Megyn Kelly, who arrived at Fox News 12 years ago as a television news neophyte but rose to become one of its two biggest stars, has decided to leave the network to take on a broad new role at NBC News for an undisclosed salary, NBC announced Tuesday afternoon.
The NBC News chairman, Andrew Lack, wooed Kelly away from Fox News by offering her a triple role in which she will host her own daytime news and discussion program, anchor an in-depth Sunday night news show and take regular part in the network's special political programming and other big-event coverage.

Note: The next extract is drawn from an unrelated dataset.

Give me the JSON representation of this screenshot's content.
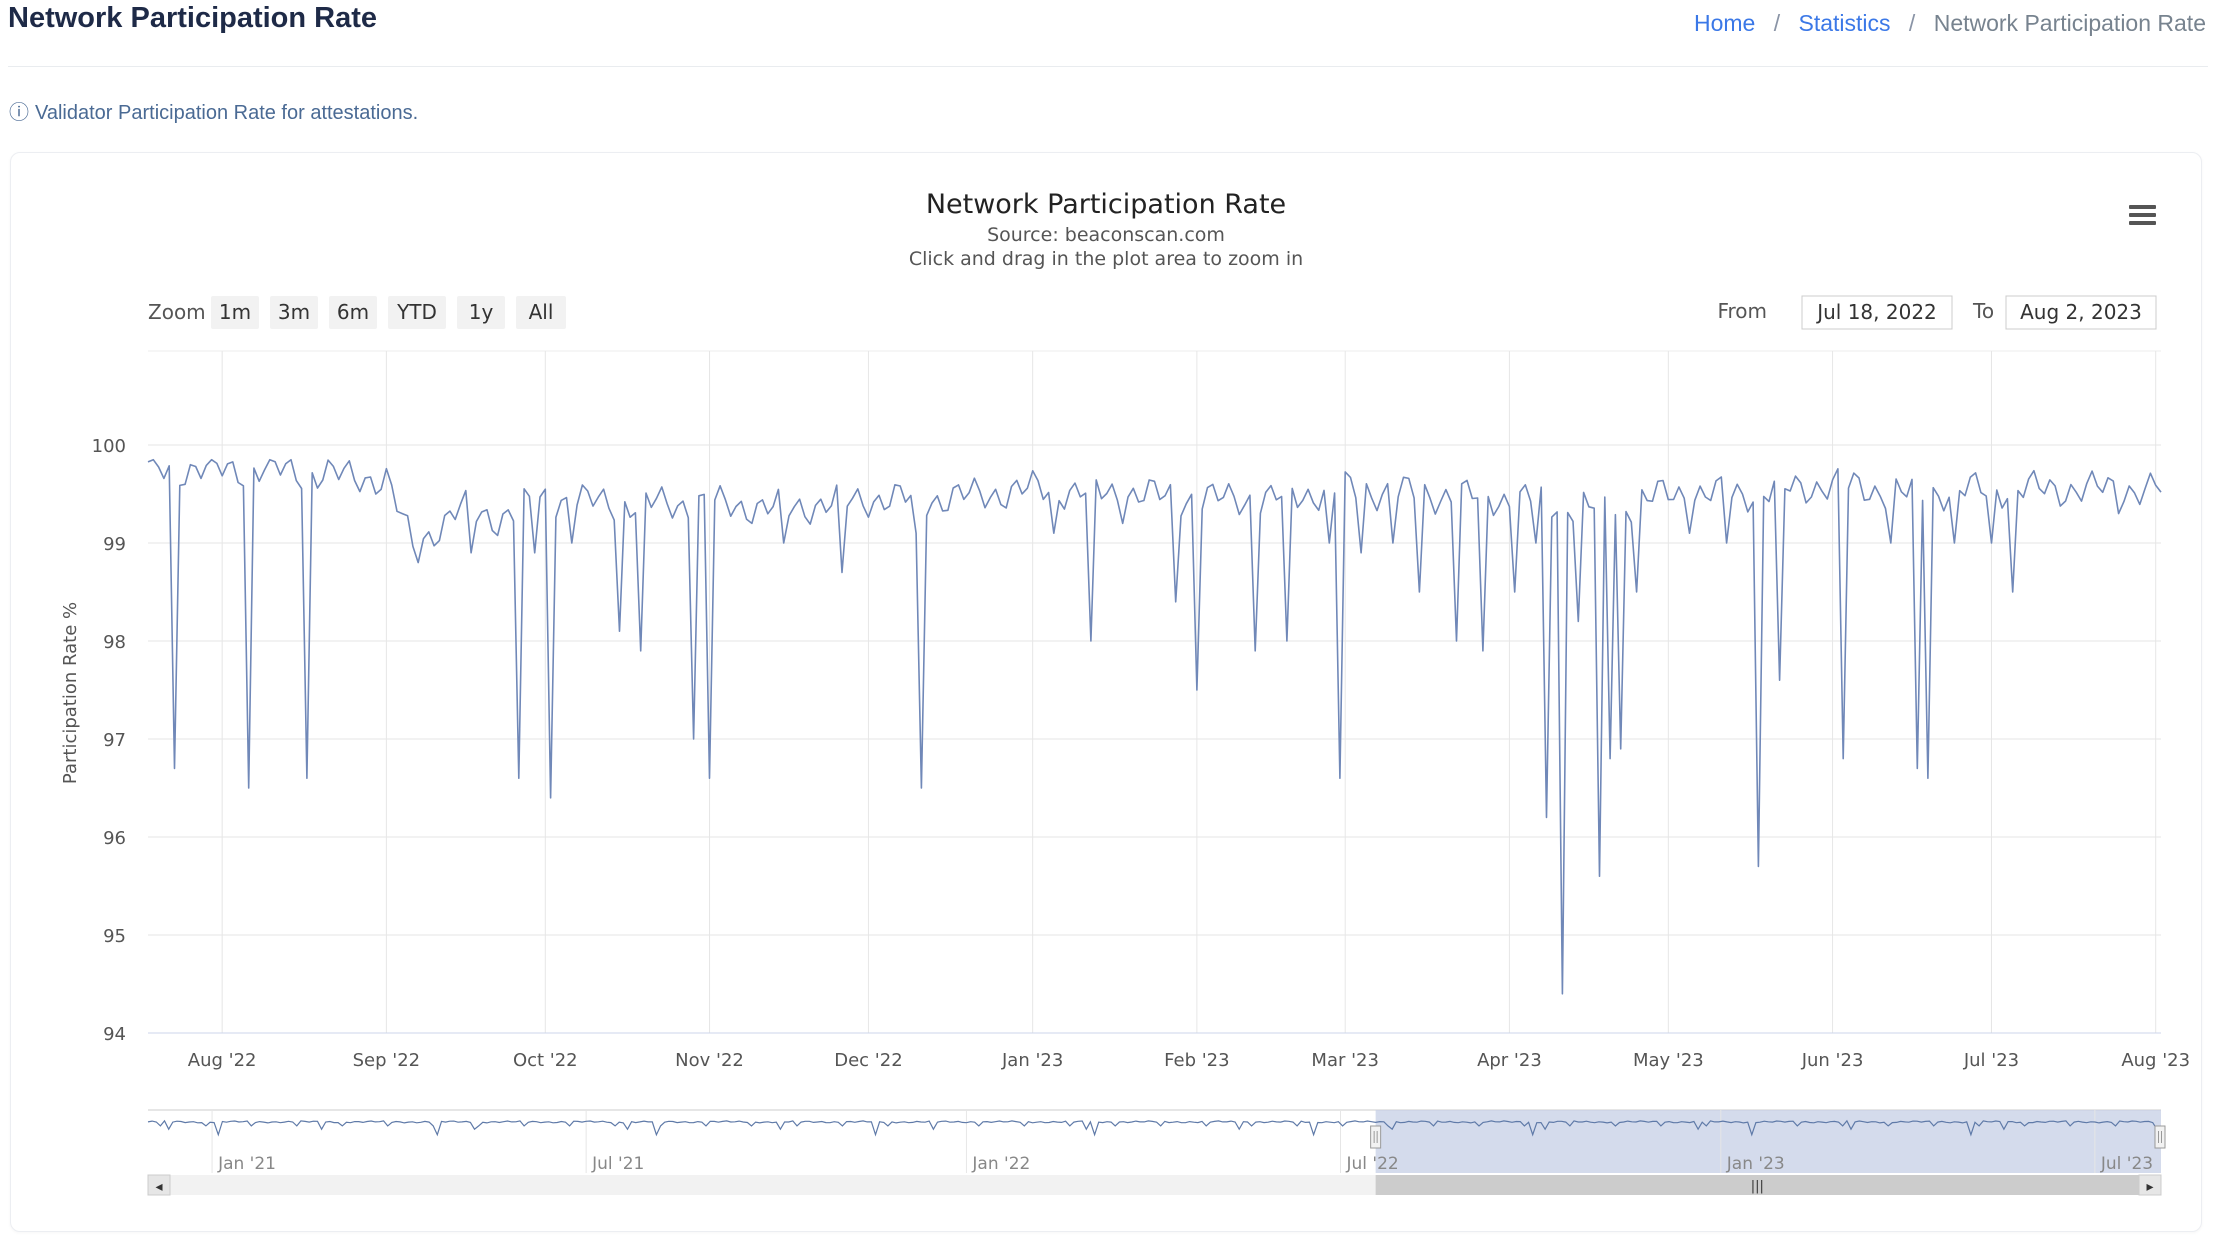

The move will herald a seismic shift in the cable news landscape, where Kelly had become the second-most watched host — after Bill O'Reilly of Fox News — and often helped define the national political debate, especially over the last year as Donald Trump regularly attacked her, at times in viciously personal terms.
Kelly's exit will upend Fox News' vaunted prime-time lineup and inject a new dose of tumult just a few months after the departure of the network's powerful founding chairman, Roger Ailes, who was ousted after several women made allegations that he sexually harassed them.
The new deal brings to a close the most anticipated television news contract negotiations since Katie Couric signed with CBS News in 2006, for $15 million a year.
Fox News' parent company, 21st Century Fox, which is controlled by the family of Rupert Murdoch, had offered Kelly more than $20 million a year to stay after her current contract expires this year. Rival networks seeking to hire Kelly away, including NBC News, had made it clear that they could not match that money from Fox, the cable news leader for the last 15 years running.
Kelly's contract is not officially up until the summer, and it was unclear whether Fox News would release her from any contractual commitments that might delay her start at a rival.
People briefed on the talks, who would only speak on the condition of anonymity pending an announcement, declined to disclose what Kelly's new annual salary would be at NBC. But even a modest raise would place her among television's highest paid journalists. The Wall Street Journal recently reported she was to collect $15 million for the final year of her contract.